Manufacturing Process

• Majority of components are sourced from specialized suppliers; the polyester cuffs are sewn in‑house.
• Assembly occurs in ISO‑clean rooms to prevent contamination. Leaflets are secured to the inner ring, then placed into the housing.
• Concurrent cuff production uses a pressurized heating step that shapes the cuff around the valve at several hundred degrees. The finished valve is mounted on a surgical rotator assembly.

Assembly

• Clean‑room assembly ensures sterility. Leaflets are attached to the inner ring, which is then seated in the outer housing.
• During cuff fabrication, the valve is formed within a heated chamber. The completed valve is fitted to a rotator handle for surgical delivery.

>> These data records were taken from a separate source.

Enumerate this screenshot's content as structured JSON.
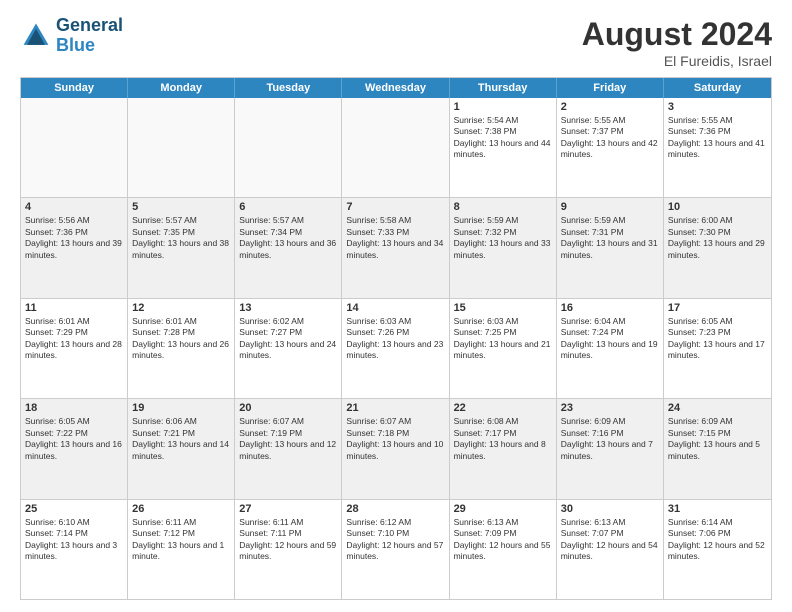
{
  "header": {
    "logo_line1": "General",
    "logo_line2": "Blue",
    "month_year": "August 2024",
    "location": "El Fureidis, Israel"
  },
  "days_of_week": [
    "Sunday",
    "Monday",
    "Tuesday",
    "Wednesday",
    "Thursday",
    "Friday",
    "Saturday"
  ],
  "weeks": [
    [
      {
        "day": "",
        "empty": true
      },
      {
        "day": "",
        "empty": true
      },
      {
        "day": "",
        "empty": true
      },
      {
        "day": "",
        "empty": true
      },
      {
        "day": "1",
        "sunrise": "5:54 AM",
        "sunset": "7:38 PM",
        "daylight": "13 hours and 44 minutes."
      },
      {
        "day": "2",
        "sunrise": "5:55 AM",
        "sunset": "7:37 PM",
        "daylight": "13 hours and 42 minutes."
      },
      {
        "day": "3",
        "sunrise": "5:55 AM",
        "sunset": "7:36 PM",
        "daylight": "13 hours and 41 minutes."
      }
    ],
    [
      {
        "day": "4",
        "sunrise": "5:56 AM",
        "sunset": "7:36 PM",
        "daylight": "13 hours and 39 minutes."
      },
      {
        "day": "5",
        "sunrise": "5:57 AM",
        "sunset": "7:35 PM",
        "daylight": "13 hours and 38 minutes."
      },
      {
        "day": "6",
        "sunrise": "5:57 AM",
        "sunset": "7:34 PM",
        "daylight": "13 hours and 36 minutes."
      },
      {
        "day": "7",
        "sunrise": "5:58 AM",
        "sunset": "7:33 PM",
        "daylight": "13 hours and 34 minutes."
      },
      {
        "day": "8",
        "sunrise": "5:59 AM",
        "sunset": "7:32 PM",
        "daylight": "13 hours and 33 minutes."
      },
      {
        "day": "9",
        "sunrise": "5:59 AM",
        "sunset": "7:31 PM",
        "daylight": "13 hours and 31 minutes."
      },
      {
        "day": "10",
        "sunrise": "6:00 AM",
        "sunset": "7:30 PM",
        "daylight": "13 hours and 29 minutes."
      }
    ],
    [
      {
        "day": "11",
        "sunrise": "6:01 AM",
        "sunset": "7:29 PM",
        "daylight": "13 hours and 28 minutes."
      },
      {
        "day": "12",
        "sunrise": "6:01 AM",
        "sunset": "7:28 PM",
        "daylight": "13 hours and 26 minutes."
      },
      {
        "day": "13",
        "sunrise": "6:02 AM",
        "sunset": "7:27 PM",
        "daylight": "13 hours and 24 minutes."
      },
      {
        "day": "14",
        "sunrise": "6:03 AM",
        "sunset": "7:26 PM",
        "daylight": "13 hours and 23 minutes."
      },
      {
        "day": "15",
        "sunrise": "6:03 AM",
        "sunset": "7:25 PM",
        "daylight": "13 hours and 21 minutes."
      },
      {
        "day": "16",
        "sunrise": "6:04 AM",
        "sunset": "7:24 PM",
        "daylight": "13 hours and 19 minutes."
      },
      {
        "day": "17",
        "sunrise": "6:05 AM",
        "sunset": "7:23 PM",
        "daylight": "13 hours and 17 minutes."
      }
    ],
    [
      {
        "day": "18",
        "sunrise": "6:05 AM",
        "sunset": "7:22 PM",
        "daylight": "13 hours and 16 minutes."
      },
      {
        "day": "19",
        "sunrise": "6:06 AM",
        "sunset": "7:21 PM",
        "daylight": "13 hours and 14 minutes."
      },
      {
        "day": "20",
        "sunrise": "6:07 AM",
        "sunset": "7:19 PM",
        "daylight": "13 hours and 12 minutes."
      },
      {
        "day": "21",
        "sunrise": "6:07 AM",
        "sunset": "7:18 PM",
        "daylight": "13 hours and 10 minutes."
      },
      {
        "day": "22",
        "sunrise": "6:08 AM",
        "sunset": "7:17 PM",
        "daylight": "13 hours and 8 minutes."
      },
      {
        "day": "23",
        "sunrise": "6:09 AM",
        "sunset": "7:16 PM",
        "daylight": "13 hours and 7 minutes."
      },
      {
        "day": "24",
        "sunrise": "6:09 AM",
        "sunset": "7:15 PM",
        "daylight": "13 hours and 5 minutes."
      }
    ],
    [
      {
        "day": "25",
        "sunrise": "6:10 AM",
        "sunset": "7:14 PM",
        "daylight": "13 hours and 3 minutes."
      },
      {
        "day": "26",
        "sunrise": "6:11 AM",
        "sunset": "7:12 PM",
        "daylight": "13 hours and 1 minute."
      },
      {
        "day": "27",
        "sunrise": "6:11 AM",
        "sunset": "7:11 PM",
        "daylight": "12 hours and 59 minutes."
      },
      {
        "day": "28",
        "sunrise": "6:12 AM",
        "sunset": "7:10 PM",
        "daylight": "12 hours and 57 minutes."
      },
      {
        "day": "29",
        "sunrise": "6:13 AM",
        "sunset": "7:09 PM",
        "daylight": "12 hours and 55 minutes."
      },
      {
        "day": "30",
        "sunrise": "6:13 AM",
        "sunset": "7:07 PM",
        "daylight": "12 hours and 54 minutes."
      },
      {
        "day": "31",
        "sunrise": "6:14 AM",
        "sunset": "7:06 PM",
        "daylight": "12 hours and 52 minutes."
      }
    ]
  ]
}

Sterilization and Packaging

• Post‑assembly, valves undergo steam sterilization at 270 °F (132 °C) for at least 15 minutes. A biological indicator confirms sterility by verifying absence of viable organisms.
• Each valve is individually encased in a double plastic container, then boxed for shipping.

Quality Control

Every component undergoes visual, dimensional, and functional inspection before assembly. Rings are measured and matched to leaflets to ensure a perfect fit. Microscopic analysis detects scratches or micro‑defects, with up to 50 inspections during the assembly line.

Proof testing applies controlled pressure to assess structural integrity. Acoustic emission monitoring captures subtle cracks, enabling rejection of sub‑standard valves. Final packaging is verified for accurate labeling.

Byproducts and Waste

Stringent QC minimizes scrap. Recyclable materials are reclaimed where possible, and defective parts are returned to suppliers. Chemical waste from cleaning solutions is disposed of according to safety regulations.

The Future

Ongoing research aims to eliminate thromboembolic risk inherent to mechanical valves. Advanced computational modeling and surgical techniques are refining orifice geometry to reduce turbulence and shear stress. Material innovations—such as ultra‑strong, thin‑wall alloys—allow for reduced valve height and improved hemodynamics.

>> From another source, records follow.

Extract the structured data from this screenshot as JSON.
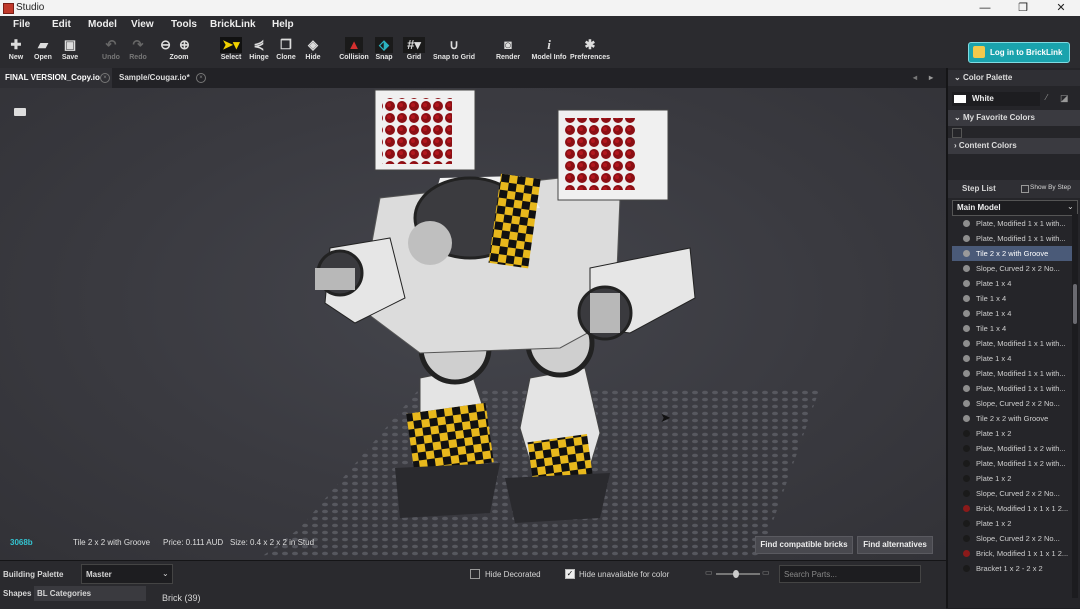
{
  "window": {
    "title": "Studio",
    "controls": [
      "—",
      "❐",
      "✕"
    ]
  },
  "menu": [
    "File",
    "Edit",
    "Model",
    "View",
    "Tools",
    "BrickLink",
    "Help"
  ],
  "toolbar": {
    "new": "New",
    "open": "Open",
    "save": "Save",
    "undo": "Undo",
    "redo": "Redo",
    "zoom": "Zoom",
    "select": "Select",
    "hinge": "Hinge",
    "clone": "Clone",
    "hide": "Hide",
    "collision": "Collision",
    "snap": "Snap",
    "grid": "Grid",
    "snap_to_grid": "Snap to Grid",
    "render": "Render",
    "model_info": "Model Info",
    "preferences": "Preferences",
    "login": "Log in to BrickLink"
  },
  "tabs": [
    {
      "label": "FINAL VERSION_Copy.io",
      "active": true
    },
    {
      "label": "Sample/Cougar.io*",
      "active": false
    }
  ],
  "tab_nav": [
    "◂",
    "▸"
  ],
  "selection_info": {
    "part_id": "3068b",
    "part_name": "Tile 2 x 2 with Groove",
    "price": "Price: 0.111 AUD",
    "size": "Size: 0.4 x 2 x 2 in Stud"
  },
  "actions": {
    "find_compatible": "Find compatible bricks",
    "find_alternatives": "Find alternatives"
  },
  "bottom": {
    "building_palette": "Building Palette",
    "palette_value": "Master",
    "hide_decorated": "Hide Decorated",
    "hide_decorated_checked": false,
    "hide_unavailable": "Hide unavailable for color",
    "hide_unavailable_checked": true,
    "search_placeholder": "Search Parts...",
    "zoom_slider_level": 0.45,
    "shapes_tab": "Shapes",
    "bl_categories": "BL Categories",
    "brick_header": "Brick (39)"
  },
  "color_palette": {
    "title": "Color Palette",
    "current_color": "White",
    "current_hex": "#ffffff",
    "favorites": "My Favorite Colors",
    "content": "Content Colors"
  },
  "step_list": {
    "title": "Step List",
    "show_by_step": "Show By Step",
    "model": "Main Model",
    "items": [
      {
        "label": "Plate, Modified 1 x 1 with...",
        "color": "#8e8e8e",
        "selected": false
      },
      {
        "label": "Plate, Modified 1 x 1 with...",
        "color": "#8e8e8e",
        "selected": false
      },
      {
        "label": "Tile 2 x 2 with Groove",
        "color": "#9a9a9a",
        "selected": true
      },
      {
        "label": "Slope, Curved 2 x 2 No...",
        "color": "#8e8e8e",
        "selected": false
      },
      {
        "label": "Plate 1 x 4",
        "color": "#8e8e8e",
        "selected": false
      },
      {
        "label": "Tile 1 x 4",
        "color": "#8e8e8e",
        "selected": false
      },
      {
        "label": "Plate 1 x 4",
        "color": "#8e8e8e",
        "selected": false
      },
      {
        "label": "Tile 1 x 4",
        "color": "#8e8e8e",
        "selected": false
      },
      {
        "label": "Plate, Modified 1 x 1 with...",
        "color": "#8e8e8e",
        "selected": false
      },
      {
        "label": "Plate 1 x 4",
        "color": "#8e8e8e",
        "selected": false
      },
      {
        "label": "Plate, Modified 1 x 1 with...",
        "color": "#8e8e8e",
        "selected": false
      },
      {
        "label": "Plate, Modified 1 x 1 with...",
        "color": "#8e8e8e",
        "selected": false
      },
      {
        "label": "Slope, Curved 2 x 2 No...",
        "color": "#8e8e8e",
        "selected": false
      },
      {
        "label": "Tile 2 x 2 with Groove",
        "color": "#8e8e8e",
        "selected": false
      },
      {
        "label": "Plate 1 x 2",
        "color": "#1a1a1a",
        "selected": false
      },
      {
        "label": "Plate, Modified 1 x 2 with...",
        "color": "#1a1a1a",
        "selected": false
      },
      {
        "label": "Plate, Modified 1 x 2 with...",
        "color": "#1a1a1a",
        "selected": false
      },
      {
        "label": "Plate 1 x 2",
        "color": "#1a1a1a",
        "selected": false
      },
      {
        "label": "Slope, Curved 2 x 2 No...",
        "color": "#1a1a1a",
        "selected": false
      },
      {
        "label": "Brick, Modified 1 x 1 x 1 2...",
        "color": "#8b1a1a",
        "selected": false
      },
      {
        "label": "Plate 1 x 2",
        "color": "#1a1a1a",
        "selected": false
      },
      {
        "label": "Slope, Curved 2 x 2 No...",
        "color": "#1a1a1a",
        "selected": false
      },
      {
        "label": "Brick, Modified 1 x 1 x 1 2...",
        "color": "#8b1a1a",
        "selected": false
      },
      {
        "label": "Bracket 1 x 2 - 2 x 2",
        "color": "#1a1a1a",
        "selected": false
      }
    ]
  },
  "colors": {
    "accent": "#1aa3ad",
    "selected_row": "#4a5a78",
    "collision": "#d4302f",
    "snap": "#2bb3c0"
  }
}
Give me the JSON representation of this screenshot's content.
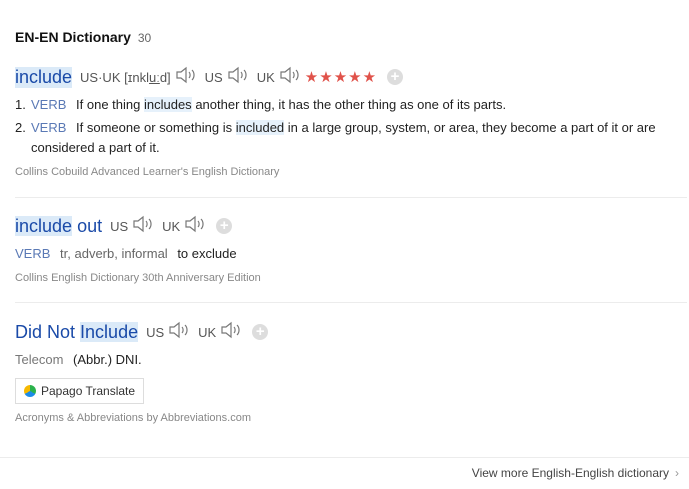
{
  "header": {
    "title": "EN-EN Dictionary",
    "count": "30"
  },
  "entries": [
    {
      "headword": "include",
      "pron": {
        "label": "US·UK",
        "ipa_pre": "[ɪnkl",
        "ipa_u": "uː",
        "ipa_post": "d]"
      },
      "us_label": "US",
      "uk_label": "UK",
      "stars": "★★★★★",
      "defs": [
        {
          "num": "1.",
          "pos": "VERB",
          "pre": "If one thing",
          "hl": "includes",
          "post": "another thing, it has the other thing as one of its parts."
        },
        {
          "num": "2.",
          "pos": "VERB",
          "pre": "If someone or something is",
          "hl": "included",
          "post": "in a large group, system, or area, they become a part of it or are considered a part of it."
        }
      ],
      "source": "Collins Cobuild Advanced Learner's English Dictionary"
    },
    {
      "headword_hl": "include",
      "headword_rest": "out",
      "us_label": "US",
      "uk_label": "UK",
      "pos": "VERB",
      "tags": "tr, adverb, informal",
      "meaning": "to exclude",
      "source": "Collins English Dictionary 30th Anniversary Edition"
    },
    {
      "headword_pre": "Did Not",
      "headword_hl": "Include",
      "us_label": "US",
      "uk_label": "UK",
      "pos": "Telecom",
      "meaning": "(Abbr.) DNI.",
      "papago": "Papago Translate",
      "source": "Acronyms & Abbreviations by Abbreviations.com"
    }
  ],
  "footer": {
    "more": "View more English-English dictionary"
  },
  "colors": {
    "headword": "#1a4aa8",
    "pos": "#5a79b5",
    "stars": "#e0524a"
  },
  "icons": [
    "speaker-icon",
    "plus-icon",
    "chevron-right-icon",
    "papago-logo-icon"
  ]
}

Minimally invasive approaches are being developed, shrinking incisions from 12 in (30 cm) to 3–4 in (8–10 cm). Manufacturing efficiencies are expected to rise with automation and additive manufacturing.

Emerging concepts include flexible polymer valves that mimic natural dynamics without requiring anticoagulation, and patient‑specific valves engineered from autologous cells. While promising, these technologies may take decades before clinical deployment.